Screening of five short films by Princeton seniors
The Program in Visual Arts in the Lewis Center for the Arts at Princeton University will present a Senior Thesis Film Festival featuring five new short films by students in the Program: Spirits Vale by Cameron Johanning, Scratching the Surface by Gerson Leiva, Cueing Ashlyn by Lydia Cornett, and Wait by Charlotte Maher Levy, as well as a work-in-progress, Rip the Dream, by Grayson Shepperd. The screening, on Saturday, May 7 at 7:30 p.m. in the James M. Stewart ’32 Theater at 185 Nassau Street, is free and open to the public.
The five student filmmakers are pursuing degrees or certificates in addition to their major areas of study in the Program in Visual Arts with a focus on film.
Cameron Johanning‘s short film, Spirits Vale, incorporates animation and live action to create the immersive and disturbing journey of Daniel, a college student, who unwittingly becomes a stalker. Johanning is a senior from Oconomowoc, Wisconsin concentrating in English. He has produced multiple short films through his coursework in the Program in Visual Arts, including The Night Shift and Equality, which received an Honorable Mention for Princeton’s Program in Human Values Short Film Prize in 2014. For the past two years, Johanning has served as president of Princeton Film Productions, an undergraduate group that hosts workshops, produces films, holds screenings, and organizes two yearly film festivals. Johanning is also a member of the Princeton Tigertones, an all-male a cappella group.
Scratching the Surface, by Gerson Leiva, underlines the importance of graffiti in international and urban culture with a focus in Berlin, Germany and Trenton, New Jersey. Though graffiti has been stigmatized and viewed as something damaging to society, Leiva has taken an ethnographic approach and learned to “understand that this art form is meant to be provocative. Its purpose is not only to stir up dialogue about sensitive information but also to beautify decayed spaces.” Leiva is a sociology concentrator from Trenton and has produced multiple short films through courses in the Program in Visual Arts including Javy, which documents the life and art of a musician from the Canary Islands of Spain. On campus, Leiva is also a Latin dancer.
Cueing Ashlyn, by Lydia Cornett, follows a family’s struggles to communicate with their five-year-old daughter who is newly deaf in the midst of a continuous medical battle. Cornett, a history major hailing from Baltimore, Maryland, recently won first place in the college/independent category at the 2015 New Jersey Young Filmmakers Festival for the writing, directing, and editing of her film, Headphones, which is about a pair of headphones that has an unexpected effect on its listener. Cornett has held a number of internships and jobs in film production, including interning for Little Monster Films where she assisted in the editing and distribution of the film Meru, creating promotional video interviews for the self-publishing company Author Solutions, and conducting and filming interviews with families and teachers of children who are deaf through Cue Cognatio. On campus, Cornett plays the violin with the Princeton University Orchestra and serves as a videographer for multiple campus organizations.

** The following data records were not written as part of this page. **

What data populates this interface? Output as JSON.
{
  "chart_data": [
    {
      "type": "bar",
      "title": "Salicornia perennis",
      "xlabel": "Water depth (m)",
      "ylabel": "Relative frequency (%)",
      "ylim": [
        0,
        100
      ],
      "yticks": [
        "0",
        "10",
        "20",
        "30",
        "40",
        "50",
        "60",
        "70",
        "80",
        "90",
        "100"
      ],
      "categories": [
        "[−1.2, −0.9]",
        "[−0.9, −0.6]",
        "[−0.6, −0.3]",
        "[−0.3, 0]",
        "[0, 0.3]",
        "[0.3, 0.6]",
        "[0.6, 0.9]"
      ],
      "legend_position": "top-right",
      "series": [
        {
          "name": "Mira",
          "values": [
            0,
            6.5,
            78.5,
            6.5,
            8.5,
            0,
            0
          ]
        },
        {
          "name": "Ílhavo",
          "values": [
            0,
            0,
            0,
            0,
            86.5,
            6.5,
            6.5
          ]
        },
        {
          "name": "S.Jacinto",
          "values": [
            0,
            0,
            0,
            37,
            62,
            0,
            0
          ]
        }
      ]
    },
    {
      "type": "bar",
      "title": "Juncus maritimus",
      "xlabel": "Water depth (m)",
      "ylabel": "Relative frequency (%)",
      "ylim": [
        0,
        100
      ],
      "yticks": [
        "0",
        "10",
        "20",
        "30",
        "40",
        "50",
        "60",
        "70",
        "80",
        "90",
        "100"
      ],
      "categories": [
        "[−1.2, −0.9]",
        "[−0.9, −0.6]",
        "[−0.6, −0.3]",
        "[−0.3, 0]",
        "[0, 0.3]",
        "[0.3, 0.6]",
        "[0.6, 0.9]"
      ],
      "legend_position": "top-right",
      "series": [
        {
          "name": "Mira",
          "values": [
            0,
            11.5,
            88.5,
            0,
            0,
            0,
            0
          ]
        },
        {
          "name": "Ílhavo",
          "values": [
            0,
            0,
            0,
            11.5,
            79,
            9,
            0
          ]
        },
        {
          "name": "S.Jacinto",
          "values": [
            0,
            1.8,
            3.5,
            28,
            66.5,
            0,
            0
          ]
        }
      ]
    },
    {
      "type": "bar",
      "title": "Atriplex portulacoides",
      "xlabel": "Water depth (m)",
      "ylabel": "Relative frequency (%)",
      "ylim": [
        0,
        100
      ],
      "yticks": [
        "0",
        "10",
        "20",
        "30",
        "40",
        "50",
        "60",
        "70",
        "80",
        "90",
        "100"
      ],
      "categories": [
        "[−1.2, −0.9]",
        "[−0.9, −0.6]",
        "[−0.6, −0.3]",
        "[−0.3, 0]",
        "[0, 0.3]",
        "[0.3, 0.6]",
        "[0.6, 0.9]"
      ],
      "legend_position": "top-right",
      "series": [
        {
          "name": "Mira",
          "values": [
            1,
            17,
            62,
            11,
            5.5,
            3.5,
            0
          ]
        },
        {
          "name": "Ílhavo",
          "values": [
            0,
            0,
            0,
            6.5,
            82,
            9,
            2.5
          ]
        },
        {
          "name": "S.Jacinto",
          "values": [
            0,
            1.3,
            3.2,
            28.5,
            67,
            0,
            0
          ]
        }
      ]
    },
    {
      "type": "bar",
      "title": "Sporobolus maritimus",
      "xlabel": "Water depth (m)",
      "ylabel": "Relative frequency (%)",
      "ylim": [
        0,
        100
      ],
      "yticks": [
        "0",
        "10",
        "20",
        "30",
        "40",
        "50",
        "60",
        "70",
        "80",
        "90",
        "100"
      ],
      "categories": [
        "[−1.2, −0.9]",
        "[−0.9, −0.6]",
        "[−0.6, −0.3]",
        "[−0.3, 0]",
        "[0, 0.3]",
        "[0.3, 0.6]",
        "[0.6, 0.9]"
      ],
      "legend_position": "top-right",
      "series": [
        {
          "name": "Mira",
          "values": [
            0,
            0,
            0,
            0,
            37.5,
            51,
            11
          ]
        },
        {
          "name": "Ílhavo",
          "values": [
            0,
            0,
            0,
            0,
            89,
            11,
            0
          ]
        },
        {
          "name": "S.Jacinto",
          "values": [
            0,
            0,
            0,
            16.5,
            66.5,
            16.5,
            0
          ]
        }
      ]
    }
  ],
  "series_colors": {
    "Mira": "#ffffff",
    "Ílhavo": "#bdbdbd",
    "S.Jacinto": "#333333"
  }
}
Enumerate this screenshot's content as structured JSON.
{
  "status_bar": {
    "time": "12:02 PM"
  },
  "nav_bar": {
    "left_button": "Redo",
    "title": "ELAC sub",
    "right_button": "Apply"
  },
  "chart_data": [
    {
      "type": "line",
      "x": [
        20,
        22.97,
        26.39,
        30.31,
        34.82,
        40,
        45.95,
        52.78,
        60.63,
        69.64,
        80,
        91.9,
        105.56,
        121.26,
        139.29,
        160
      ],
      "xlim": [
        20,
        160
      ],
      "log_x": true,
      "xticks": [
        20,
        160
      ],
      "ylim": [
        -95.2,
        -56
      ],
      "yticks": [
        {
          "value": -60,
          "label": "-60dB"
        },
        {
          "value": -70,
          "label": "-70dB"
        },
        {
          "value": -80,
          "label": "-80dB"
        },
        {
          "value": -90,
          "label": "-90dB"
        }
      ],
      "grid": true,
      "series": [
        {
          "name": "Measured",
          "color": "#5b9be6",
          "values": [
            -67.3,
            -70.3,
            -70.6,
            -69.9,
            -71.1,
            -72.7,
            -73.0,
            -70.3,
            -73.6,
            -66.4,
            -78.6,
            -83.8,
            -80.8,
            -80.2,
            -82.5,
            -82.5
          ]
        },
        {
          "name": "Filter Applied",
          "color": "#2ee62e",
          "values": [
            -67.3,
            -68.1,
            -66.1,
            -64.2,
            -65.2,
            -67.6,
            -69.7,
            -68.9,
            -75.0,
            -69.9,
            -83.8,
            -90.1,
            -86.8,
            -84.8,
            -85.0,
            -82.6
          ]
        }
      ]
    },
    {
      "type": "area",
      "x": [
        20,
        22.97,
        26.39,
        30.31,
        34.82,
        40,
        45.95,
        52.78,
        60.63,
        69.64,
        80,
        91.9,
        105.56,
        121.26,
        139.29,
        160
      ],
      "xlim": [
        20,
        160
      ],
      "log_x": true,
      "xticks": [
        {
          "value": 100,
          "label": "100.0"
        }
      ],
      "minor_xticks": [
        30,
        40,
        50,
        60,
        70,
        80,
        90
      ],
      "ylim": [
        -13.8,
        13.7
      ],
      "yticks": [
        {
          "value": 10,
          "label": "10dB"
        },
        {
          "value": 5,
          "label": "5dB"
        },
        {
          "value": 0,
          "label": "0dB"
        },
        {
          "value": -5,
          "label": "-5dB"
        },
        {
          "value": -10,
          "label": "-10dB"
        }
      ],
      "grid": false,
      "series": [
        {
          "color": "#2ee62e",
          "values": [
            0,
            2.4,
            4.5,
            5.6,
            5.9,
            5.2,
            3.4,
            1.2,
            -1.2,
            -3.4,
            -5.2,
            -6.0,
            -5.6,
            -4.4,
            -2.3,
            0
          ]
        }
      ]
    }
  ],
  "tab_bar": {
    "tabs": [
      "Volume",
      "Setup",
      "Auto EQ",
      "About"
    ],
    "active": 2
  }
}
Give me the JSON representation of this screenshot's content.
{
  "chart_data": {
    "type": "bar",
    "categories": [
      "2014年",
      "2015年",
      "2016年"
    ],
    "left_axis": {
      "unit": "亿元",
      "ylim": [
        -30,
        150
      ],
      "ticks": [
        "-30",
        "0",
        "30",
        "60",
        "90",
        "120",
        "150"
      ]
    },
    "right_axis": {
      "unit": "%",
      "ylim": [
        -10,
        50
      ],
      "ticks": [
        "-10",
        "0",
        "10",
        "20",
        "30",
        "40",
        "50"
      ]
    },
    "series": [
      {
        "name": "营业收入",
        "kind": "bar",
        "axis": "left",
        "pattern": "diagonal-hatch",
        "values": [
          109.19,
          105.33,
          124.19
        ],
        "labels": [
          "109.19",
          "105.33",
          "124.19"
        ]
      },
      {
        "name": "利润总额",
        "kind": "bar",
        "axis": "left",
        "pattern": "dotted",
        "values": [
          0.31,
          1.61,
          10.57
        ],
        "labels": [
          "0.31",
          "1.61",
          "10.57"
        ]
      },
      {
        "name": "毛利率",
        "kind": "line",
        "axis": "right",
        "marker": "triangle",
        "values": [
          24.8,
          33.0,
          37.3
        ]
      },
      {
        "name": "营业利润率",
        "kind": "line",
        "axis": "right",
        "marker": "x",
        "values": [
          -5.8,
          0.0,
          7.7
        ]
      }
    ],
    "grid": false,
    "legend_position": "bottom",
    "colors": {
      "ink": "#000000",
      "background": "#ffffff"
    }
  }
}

Charlotte Maher Levy‘s film, Wait, follows conservative Christian YouTube “vloggers” Justin and Kailey. Their YouTube channel, “Love Will Wait,” preaches “Christian” dating values, including premarital abstinence. On the first night of their honeymoon, Simone, an escort hired by another couple at the resort, mistakes Justin and Kailey for the couple that hired her. Levy, originally from Maplewood, New Jersey, is an English concentrator pursing certificates in film and creative writing. Levy has created multiple short films through her studies in Princeton’s Program in Visual Arts, including courses abroad in Kenya and at University College Dublin. Levy’s junior independent work in the English department focused on multimedia portrayals of mental illness while her junior independent work in the Program in Visual Arts included a short film and a video diary, produced while studying abroad in Dublin. She also wrote and directed the short film The Lemonade Stand during her junior year. On campus, Levy is co-president of Princeton Film Productions, host of the Emerging Writers Series Committee, and a member of the Women’s Mentorship Program.
Grayson Shepperd‘s work-in-progress, Rip the Dream, is an animated film that tells the story of Reese, a girl who finds herself alone in a wide, strange universe. As she drifts through dream-space she encounters a mysterious boy who dredges up the darkness in her past. Shepperd, who is from Washington, D.C., enrolled at Princeton planning to major in engineering but switched to visual arts with an emphasis on film and video production through a collaborative program between the Department of Art and Archaeology and the Program in Visual Arts. In last year’s advanced narrative film production course Shepperd created a segment of the feature-length film produced by the class and based on the play Venus in Fur, in which he employed a combination of stop motion animation and footage of the actors’ faces. His junior independent work, Medusa, a subversion of the Greek myth of Medusa and Perseus, was done with hand-drawn animation. On campus, Shepperd has been a member of Princeton’s varsity wrestling team for four years.